Por Cristiane Sampaio.
Em manifestação feita nesta quarta-feira (18), o ministro da Justiça, Sérgio Moro, disse ser contra a liberação de presos por conta do coronavírus. A medida foi recomendada pelo Ministério Público Federal (MPF), que emitiu uma orientação para os governadores estaduais pedindo que sejam considerados o contexto do sistema carcerário e a vulnerabilidade da sua população diante da pandemia causada pela nova doença.
A Câmara de Sistema Prisional e Controle Externo da Atividade Policial da instituição pediu que diretores e juízes corregedores das unidades prisionais analisem a concessão de prisão domiciliar para três casos específicos: detentos em regime aberto, semiaberto e inadimplentes de pensão alimentícia.
O MPF também recomendou que sejam revistas as prisões cautelares para averiguar a possibilidade de imposição de uma medida alternativa à prisão, em caráter excepcional. A instituição pede ainda reavaliação da prisão nos casos em que os detentos pertençam ao grupo de risco para o covid-19, que inclui diabéticos, cardiopatas, pessoas com tuberculose ou HIV, entre outros.
O subprocurador-geral da República Domingos Silveira, autor da recomendação, argumenta que as medidas seriam “um eficiente caminho para harmonizar os direitos fundamentais em conflito” nesse tipo de situação, que são a segurança pública e o direito à vida por parte dos detentos.
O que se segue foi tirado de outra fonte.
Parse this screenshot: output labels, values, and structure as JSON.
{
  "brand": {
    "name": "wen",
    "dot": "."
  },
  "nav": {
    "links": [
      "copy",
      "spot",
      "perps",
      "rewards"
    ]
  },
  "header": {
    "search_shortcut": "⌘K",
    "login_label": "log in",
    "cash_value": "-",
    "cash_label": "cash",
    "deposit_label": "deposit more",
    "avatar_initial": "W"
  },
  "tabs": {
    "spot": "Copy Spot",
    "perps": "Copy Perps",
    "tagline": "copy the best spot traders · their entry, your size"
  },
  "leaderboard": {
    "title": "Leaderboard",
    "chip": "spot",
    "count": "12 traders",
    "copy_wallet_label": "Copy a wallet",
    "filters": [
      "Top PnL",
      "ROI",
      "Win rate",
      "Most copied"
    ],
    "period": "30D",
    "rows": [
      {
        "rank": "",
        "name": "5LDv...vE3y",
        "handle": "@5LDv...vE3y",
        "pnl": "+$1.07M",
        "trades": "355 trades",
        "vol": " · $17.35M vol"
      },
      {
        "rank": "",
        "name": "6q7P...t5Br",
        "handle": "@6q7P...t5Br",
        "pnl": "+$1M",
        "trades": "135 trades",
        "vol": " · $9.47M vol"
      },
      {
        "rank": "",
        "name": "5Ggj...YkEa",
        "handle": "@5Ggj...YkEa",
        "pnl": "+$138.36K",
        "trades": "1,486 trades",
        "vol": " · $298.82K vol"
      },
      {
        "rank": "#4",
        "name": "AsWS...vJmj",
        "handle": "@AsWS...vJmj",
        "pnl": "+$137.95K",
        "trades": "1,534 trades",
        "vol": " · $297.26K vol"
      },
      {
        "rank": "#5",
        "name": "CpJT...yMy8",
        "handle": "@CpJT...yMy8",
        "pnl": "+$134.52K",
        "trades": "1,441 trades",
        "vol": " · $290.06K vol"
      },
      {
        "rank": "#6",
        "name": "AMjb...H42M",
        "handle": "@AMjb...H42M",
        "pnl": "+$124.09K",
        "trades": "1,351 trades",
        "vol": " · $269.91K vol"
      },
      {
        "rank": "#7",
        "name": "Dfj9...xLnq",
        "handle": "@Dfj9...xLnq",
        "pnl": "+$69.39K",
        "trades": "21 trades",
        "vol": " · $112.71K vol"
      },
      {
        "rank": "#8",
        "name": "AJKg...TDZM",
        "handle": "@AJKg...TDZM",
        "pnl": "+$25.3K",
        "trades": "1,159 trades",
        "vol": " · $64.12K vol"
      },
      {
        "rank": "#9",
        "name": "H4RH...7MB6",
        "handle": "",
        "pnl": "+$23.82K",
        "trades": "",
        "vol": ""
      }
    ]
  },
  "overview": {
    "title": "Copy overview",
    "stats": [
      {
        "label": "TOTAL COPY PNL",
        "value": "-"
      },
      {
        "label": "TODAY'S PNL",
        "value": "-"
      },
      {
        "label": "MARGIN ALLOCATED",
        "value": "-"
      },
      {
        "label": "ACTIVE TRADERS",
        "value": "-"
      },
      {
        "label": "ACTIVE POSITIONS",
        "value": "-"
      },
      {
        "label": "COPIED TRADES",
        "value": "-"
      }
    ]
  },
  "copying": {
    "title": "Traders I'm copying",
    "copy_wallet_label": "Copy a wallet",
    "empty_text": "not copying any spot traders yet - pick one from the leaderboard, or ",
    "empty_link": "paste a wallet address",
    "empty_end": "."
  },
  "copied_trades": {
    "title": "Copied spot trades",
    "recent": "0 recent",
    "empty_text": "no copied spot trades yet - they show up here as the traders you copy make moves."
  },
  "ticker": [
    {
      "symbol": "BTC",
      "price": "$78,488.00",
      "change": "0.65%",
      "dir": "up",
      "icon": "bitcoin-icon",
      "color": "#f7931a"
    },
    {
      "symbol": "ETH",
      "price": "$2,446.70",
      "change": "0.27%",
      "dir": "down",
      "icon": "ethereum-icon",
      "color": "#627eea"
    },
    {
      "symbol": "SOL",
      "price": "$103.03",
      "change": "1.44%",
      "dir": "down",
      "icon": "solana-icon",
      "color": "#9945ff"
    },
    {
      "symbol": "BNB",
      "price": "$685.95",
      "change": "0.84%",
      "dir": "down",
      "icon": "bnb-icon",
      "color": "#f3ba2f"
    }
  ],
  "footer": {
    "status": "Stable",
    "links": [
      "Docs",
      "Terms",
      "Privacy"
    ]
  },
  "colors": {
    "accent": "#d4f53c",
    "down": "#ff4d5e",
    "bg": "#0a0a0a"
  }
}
Na declaração feita na tarde desta quarta, o ministro Sérgio Moro disse que a iniciativa deixaria “o restante da população” num contexto de maior vulnerabilidade.
“Minha compreensão é que [o problema] não se resolve [com a soltura]. Seria uma solução simplista abrir as portas das prisões, já que isso deixaria vulnerável o restante da população. Tudo isso tem que ser feito com muito cuidado”, disse, sem mencionar detalhes.
Para o advogado Patrick Mariano, da Associação Brasileira de Juristas pela Democracia (ABJD), o posicionamento do ministro reflete um desconhecimento sobre a gravidade das questões que cercam o coronavírus.
“Demonstra que ele não entende nada de sistema penal, nem de sistema de saúde pública, nem de geopolítica, porque você vê que a população prisional faz parte das preocupações de todos os países que estão lidando com a pandemia”, destaca o jurista, mencionando o caso do Irã. Apesar do duro regime político que vigora no país, 85 mil prisioneiros foram libertados depois de o coronavírus matar 853 pessoas.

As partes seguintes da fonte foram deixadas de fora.